I Am Definitely NOT This Kind of Teacher
Thanks Liam for this article about a Texas teacher who asked his principal for permission to take a 17 year-old student to prom under the guise that he was a "family friend." Smooooooooooooooooth moooooooooooooooooove, Sean! I mean honestly way to keep your statchy rapey secrey all locked up and then drop the key right into the authorities' Trapper Keeper, you know? And what if he had been crowned king? Scandalous!
Shockingly, the principal, concerned that more might be going on, decided to look into the relationship between the sleazebucket and his lolita...and things had definitely moved past the Whoopi Goldberg - Lauren Hill mentor-mentee relaysh into a Patrick Swayze-Jennifer Grey rebellious, naked, flying, dancing skinpalooza. Grode. Thusly, no corsages, no slow dances to Mary J., no photos, no punch, no crown, no prom for this totally inappropriate couple. Frown.

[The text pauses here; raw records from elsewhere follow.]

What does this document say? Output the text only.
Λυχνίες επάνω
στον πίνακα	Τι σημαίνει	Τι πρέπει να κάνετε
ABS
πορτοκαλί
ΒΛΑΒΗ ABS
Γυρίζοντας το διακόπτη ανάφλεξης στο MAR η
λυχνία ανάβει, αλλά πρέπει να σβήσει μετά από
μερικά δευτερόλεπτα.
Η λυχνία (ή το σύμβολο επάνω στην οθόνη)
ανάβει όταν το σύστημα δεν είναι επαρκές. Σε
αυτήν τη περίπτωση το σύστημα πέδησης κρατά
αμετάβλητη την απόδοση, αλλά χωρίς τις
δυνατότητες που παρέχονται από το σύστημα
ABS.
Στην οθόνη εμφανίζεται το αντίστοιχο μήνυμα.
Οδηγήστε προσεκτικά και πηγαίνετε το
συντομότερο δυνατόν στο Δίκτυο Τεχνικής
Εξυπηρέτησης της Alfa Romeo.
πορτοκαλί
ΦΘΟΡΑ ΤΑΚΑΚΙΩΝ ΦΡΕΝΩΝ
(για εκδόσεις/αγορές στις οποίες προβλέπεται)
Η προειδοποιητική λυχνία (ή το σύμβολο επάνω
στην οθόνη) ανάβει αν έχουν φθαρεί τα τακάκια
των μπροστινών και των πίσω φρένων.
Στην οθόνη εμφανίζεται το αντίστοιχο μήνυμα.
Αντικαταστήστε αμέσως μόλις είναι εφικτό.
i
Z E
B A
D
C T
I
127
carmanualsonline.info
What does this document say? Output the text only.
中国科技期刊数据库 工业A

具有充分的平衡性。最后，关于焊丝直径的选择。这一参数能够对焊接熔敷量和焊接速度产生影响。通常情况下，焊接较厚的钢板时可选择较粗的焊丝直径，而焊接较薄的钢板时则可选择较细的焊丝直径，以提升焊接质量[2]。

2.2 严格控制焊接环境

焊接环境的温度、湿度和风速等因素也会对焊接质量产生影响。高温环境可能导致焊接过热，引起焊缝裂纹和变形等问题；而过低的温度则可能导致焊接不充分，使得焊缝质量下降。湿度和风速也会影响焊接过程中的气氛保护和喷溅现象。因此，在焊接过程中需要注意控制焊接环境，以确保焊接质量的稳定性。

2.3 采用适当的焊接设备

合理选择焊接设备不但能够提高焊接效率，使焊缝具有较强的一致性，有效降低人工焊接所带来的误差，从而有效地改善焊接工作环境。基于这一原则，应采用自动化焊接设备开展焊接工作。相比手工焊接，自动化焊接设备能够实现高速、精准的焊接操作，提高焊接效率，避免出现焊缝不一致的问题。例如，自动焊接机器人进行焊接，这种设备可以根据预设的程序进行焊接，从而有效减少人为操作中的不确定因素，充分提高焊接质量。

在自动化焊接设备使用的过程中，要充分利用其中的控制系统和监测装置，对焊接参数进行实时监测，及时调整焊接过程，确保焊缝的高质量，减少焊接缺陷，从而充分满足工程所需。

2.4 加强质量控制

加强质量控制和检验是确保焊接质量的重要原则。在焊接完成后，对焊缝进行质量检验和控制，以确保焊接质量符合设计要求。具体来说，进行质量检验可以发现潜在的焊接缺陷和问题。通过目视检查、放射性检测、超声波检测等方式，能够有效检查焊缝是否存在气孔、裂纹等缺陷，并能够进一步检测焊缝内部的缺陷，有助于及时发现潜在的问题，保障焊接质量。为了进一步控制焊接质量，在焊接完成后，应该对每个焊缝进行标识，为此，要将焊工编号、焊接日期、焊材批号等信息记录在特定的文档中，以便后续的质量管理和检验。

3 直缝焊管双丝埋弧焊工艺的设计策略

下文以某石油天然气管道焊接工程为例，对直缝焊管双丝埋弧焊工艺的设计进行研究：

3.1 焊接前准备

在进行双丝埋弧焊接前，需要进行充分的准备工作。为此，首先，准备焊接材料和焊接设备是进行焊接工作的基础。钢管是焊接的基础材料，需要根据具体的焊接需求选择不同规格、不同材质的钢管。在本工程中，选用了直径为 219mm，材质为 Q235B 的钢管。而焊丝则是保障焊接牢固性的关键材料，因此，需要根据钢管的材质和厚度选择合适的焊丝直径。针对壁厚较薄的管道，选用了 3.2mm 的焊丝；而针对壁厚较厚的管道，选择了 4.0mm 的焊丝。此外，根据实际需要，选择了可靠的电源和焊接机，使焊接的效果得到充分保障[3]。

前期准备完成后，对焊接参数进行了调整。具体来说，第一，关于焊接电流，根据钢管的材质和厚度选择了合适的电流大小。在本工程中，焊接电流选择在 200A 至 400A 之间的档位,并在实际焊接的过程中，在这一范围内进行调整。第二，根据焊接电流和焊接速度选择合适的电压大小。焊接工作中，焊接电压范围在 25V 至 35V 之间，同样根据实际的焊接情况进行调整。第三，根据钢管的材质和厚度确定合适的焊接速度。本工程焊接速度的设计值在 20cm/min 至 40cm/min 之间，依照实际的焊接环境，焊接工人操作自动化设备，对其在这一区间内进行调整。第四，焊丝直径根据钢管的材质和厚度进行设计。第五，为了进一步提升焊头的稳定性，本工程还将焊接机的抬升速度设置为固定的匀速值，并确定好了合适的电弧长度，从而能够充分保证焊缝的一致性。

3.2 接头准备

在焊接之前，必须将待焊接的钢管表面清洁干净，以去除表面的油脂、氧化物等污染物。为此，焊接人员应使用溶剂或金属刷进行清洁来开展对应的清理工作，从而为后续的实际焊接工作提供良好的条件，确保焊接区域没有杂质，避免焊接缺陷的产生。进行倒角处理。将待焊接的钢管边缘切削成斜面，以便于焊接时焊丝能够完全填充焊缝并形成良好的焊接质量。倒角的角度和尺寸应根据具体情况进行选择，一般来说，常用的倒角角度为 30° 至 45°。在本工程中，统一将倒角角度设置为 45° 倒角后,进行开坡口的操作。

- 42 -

Don't worry Sean, I'm sure that Jose "Deez Guns" J in cell block six will go with you to the Houston County Jail's Winter Formal. This year, the theme is "Starry Nights and Shiv Fights."
IN OTHER NEWS:
A 10 yr-old girl from my hometown of Pensacola, Florida crashed into a couple of cars and a fire hydrant, when she stole her guardian's SUV. She also apparently threw a toddler and a 5 year-old in the back. It seems like she was playing the ultimate game of house. I wonder if she was pretending to run errands? Here are my top 5 guesses to where this child was driving:
1) Candy Store
2) Toy Store
3) Disney World
5) Jiffy Lube
But the most hilarious part of the article was this quote from the Escambia County sheriff's Dept:
She was so little she had to go down and hit the gas and pop her head back up to see where she was going.
Isn't that cayuuuuuuuuute!! That's how my friend Julia drives, too!